Asontaba („Togetherness“) arbeitet hierzu eng mit dem „Ministry of Manpower, Youth and Employment“ in Ghana zusammen. Seit 2002 werden in Ghana viele Trommeln und Percussion-Instrumente für Afroton gefertigt. Am Anfang der Kooperation stand die Ausbildung der Hersteller, da einige der Instrumente nicht von ghanaischen Völkern gespielt werden.

Roland Agambire, Initiator von Asontaba, besuchte zu diesem Zweck mehrmals Afroton in Frankfurt. Jedes Instrument wurde ausführlich besprochen und Muster zur Verfügung gestellt. Die genauen Spezifikationen wurden schriftlich festgehalten, so dass die Handwerker in Ghana genau wissen, wie die Instrumente aussehen und klingen sollen. Umgekehrt reiste Familie Röttger nach Ghana, um die Produktionsstätten persönlich zu besuchen.

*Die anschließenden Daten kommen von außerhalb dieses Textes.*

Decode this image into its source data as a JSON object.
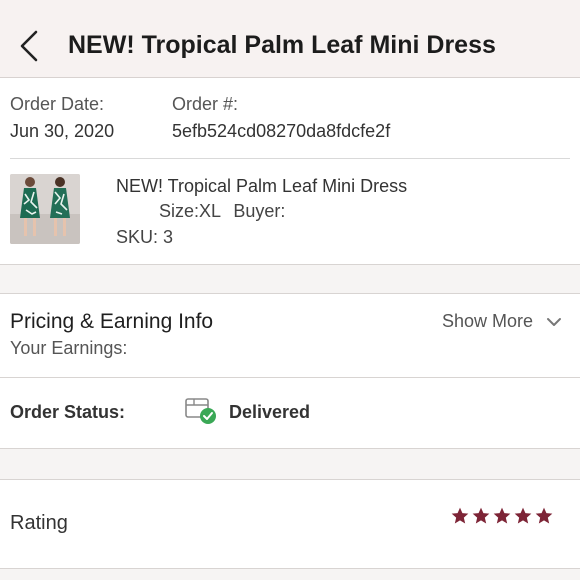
{
  "header": {
    "title": "NEW! Tropical Palm Leaf Mini Dress"
  },
  "order": {
    "date_label": "Order Date:",
    "date_value": "Jun 30, 2020",
    "number_label": "Order #:",
    "number_value": "5efb524cd08270da8fdcfe2f"
  },
  "item": {
    "title": "NEW! Tropical Palm Leaf Mini Dress",
    "size_text": "Size:XL",
    "buyer_label": "Buyer:",
    "sku_text": "SKU: 3"
  },
  "pricing": {
    "title": "Pricing & Earning Info",
    "earnings_label": "Your Earnings:",
    "show_more": "Show More"
  },
  "status": {
    "label": "Order Status:",
    "value": "Delivered",
    "icon": "delivered-box-icon",
    "check_color": "#3aa856"
  },
  "rating": {
    "label": "Rating",
    "stars": 5,
    "star_color": "#7d2436"
  }
}
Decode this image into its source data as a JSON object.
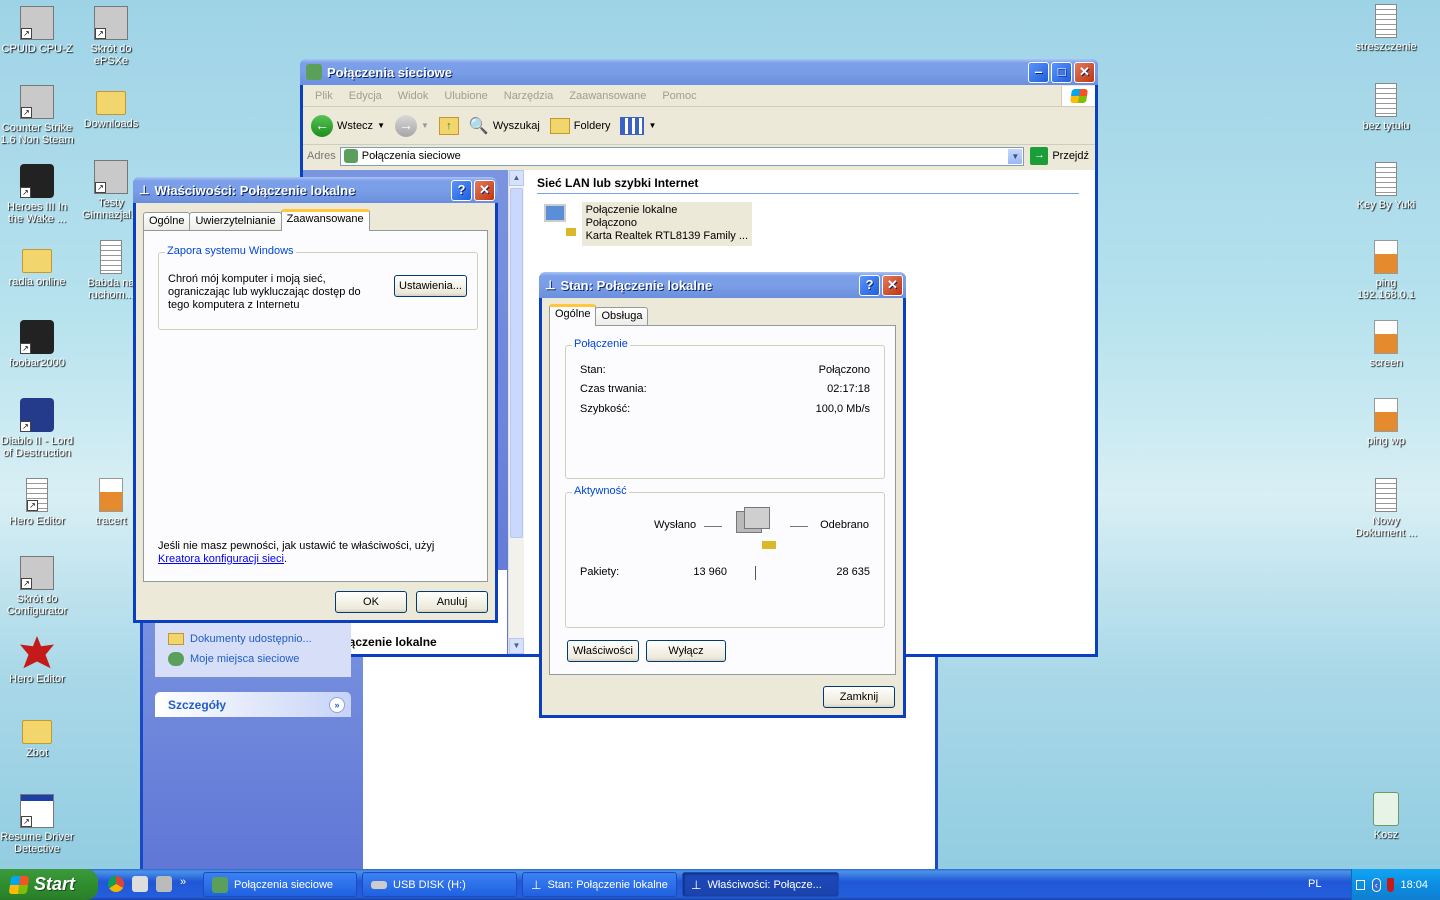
{
  "desktop": {
    "left_icons": [
      {
        "label": "CPUID CPU-Z",
        "icon": "cpu-z-icon"
      },
      {
        "label": "Skrót do ePSXe",
        "icon": "gamepad-icon"
      },
      {
        "label": "Counter Strike 1.6 Non Steam",
        "icon": "counter-strike-icon"
      },
      {
        "label": "Downloads",
        "icon": "folder-icon"
      },
      {
        "label": "Heroes III In the Wake ...",
        "icon": "heroes-icon"
      },
      {
        "label": "Testy Gimnazjal...",
        "icon": "tests-icon"
      },
      {
        "label": "radia online",
        "icon": "folder-icon"
      },
      {
        "label": "Babda na ruchom...",
        "icon": "film-icon"
      },
      {
        "label": "foobar2000",
        "icon": "foobar-icon"
      },
      {
        "label": "Diablo II - Lord of Destruction",
        "icon": "diablo-icon"
      },
      {
        "label": "Hero Editor",
        "icon": "hero-editor-icon"
      },
      {
        "label": "tracert",
        "icon": "paint-image-icon"
      },
      {
        "label": "Skrót do Configurator",
        "icon": "configurator-icon"
      },
      {
        "label": "Hero Editor",
        "icon": "maple-leaf-icon"
      },
      {
        "label": "Zbot",
        "icon": "folder-icon"
      },
      {
        "label": "Resume Driver Detective",
        "icon": "app-window-icon"
      }
    ],
    "right_icons": [
      {
        "label": "streszczenie",
        "icon": "text-file-icon"
      },
      {
        "label": "bez tytułu",
        "icon": "paint-icon"
      },
      {
        "label": "Key By Yuki",
        "icon": "text-file-icon"
      },
      {
        "label": "ping 192.168.0.1",
        "icon": "paint-image-icon"
      },
      {
        "label": "screen",
        "icon": "paint-image-icon"
      },
      {
        "label": "ping wp",
        "icon": "paint-image-icon"
      },
      {
        "label": "Nowy Dokument ...",
        "icon": "text-file-icon"
      },
      {
        "label": "Kosz",
        "icon": "recycle-bin-icon"
      }
    ]
  },
  "explorer": {
    "title": "Połączenia sieciowe",
    "menu": [
      "Plik",
      "Edycja",
      "Widok",
      "Ulubione",
      "Narzędzia",
      "Zaawansowane",
      "Pomoc"
    ],
    "toolbar": {
      "back": "Wstecz",
      "search": "Wyszukaj",
      "folders": "Foldery"
    },
    "address_label": "Adres",
    "address_value": "Połączenia sieciowe",
    "go_label": "Przejdź",
    "section_title": "Sieć LAN lub szybki Internet",
    "connection": {
      "name": "Połączenie lokalne",
      "status": "Połączono",
      "adapter": "Karta Realtek RTL8139 Family ..."
    },
    "sidebar_links": [
      "Dokumenty udostępnio...",
      "Moje miejsca sieciowe"
    ],
    "details_title": "Szczegóły",
    "details_item": "Połączenie lokalne"
  },
  "properties": {
    "title": "Właściwości: Połączenie lokalne",
    "tabs": [
      "Ogólne",
      "Uwierzytelnianie",
      "Zaawansowane"
    ],
    "group_title": "Zapora systemu Windows",
    "group_text": "Chroń mój komputer i moją sieć, ograniczając lub wykluczając dostęp do tego komputera z Internetu",
    "settings_btn": "Ustawienia...",
    "footer_text": "Jeśli nie masz pewności, jak ustawić te właściwości, użyj",
    "footer_link": "Kreatora konfiguracji sieci",
    "footer_end": ".",
    "ok": "OK",
    "cancel": "Anuluj"
  },
  "status": {
    "title": "Stan: Połączenie lokalne",
    "tabs": [
      "Ogólne",
      "Obsługa"
    ],
    "connection_group": "Połączenie",
    "rows": [
      {
        "label": "Stan:",
        "value": "Połączono"
      },
      {
        "label": "Czas trwania:",
        "value": "02:17:18"
      },
      {
        "label": "Szybkość:",
        "value": "100,0 Mb/s"
      }
    ],
    "activity_group": "Aktywność",
    "sent_label": "Wysłano",
    "received_label": "Odebrano",
    "packets_label": "Pakiety:",
    "packets_sent": "13 960",
    "packets_received": "28 635",
    "properties_btn": "Właściwości",
    "disable_btn": "Wyłącz",
    "close_btn": "Zamknij"
  },
  "taskbar": {
    "start": "Start",
    "items": [
      {
        "label": "Połączenia sieciowe",
        "icon": "network-connections-icon"
      },
      {
        "label": "USB DISK (H:)",
        "icon": "usb-drive-icon"
      },
      {
        "label": "Stan: Połączenie lokalne",
        "icon": "network-icon"
      },
      {
        "label": "Właściwości: Połącze...",
        "icon": "network-icon"
      }
    ],
    "language": "PL",
    "clock": "18:04"
  }
}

Asontaba steht Neuerungen sehr aufgeschlossen gegenüber. Neben traditioneller Handarbeit werden auch Maschinen zur Herstellung verwendet. Im Gegensatz zu vielen anderen Betrieben Afrikas sind die Mitarbeiter fest eingestellt und genießen einen sicheren Arbeitsplatz mit verlässlicher Gehaltszahlung. Kinderarbeit gibt es nicht. Asontaba arbeitet zukunftsbewusst.

In Zusammenarbeit mit der ghanaischen Regierung begründete Herr Agambire ein Naturschutzprojekt. In der Volta Region Ghanas wurde Land von den Stammesältesten der Apesikubi geleast, um den Tropenwald wieder aufzuforsten. Die für den Trommelbau benötigten Baumstämme werden unter strenger Kontrolle geschlagen, worauf sofort neue Bestände gepflanzt werden. Der Schwerpunkt liegt auf dem relativ schnell wachsenden Twiniboa-Holz, aber auch andere Baumarten wie Odum, Iroko, Mahagoni und Niem werden kultiviert. Mittlerweile sind weit über 35.000 Bäume von Freiwilligen gepflanzt worden. Durch diese Initiative wird sinnvoller Naturschutz möglich, bei dem auch die einheimische Bevölkerung durch konkrete Resultate den nachhaltigen Umgang mit der eigenen Natur schätzen lernt.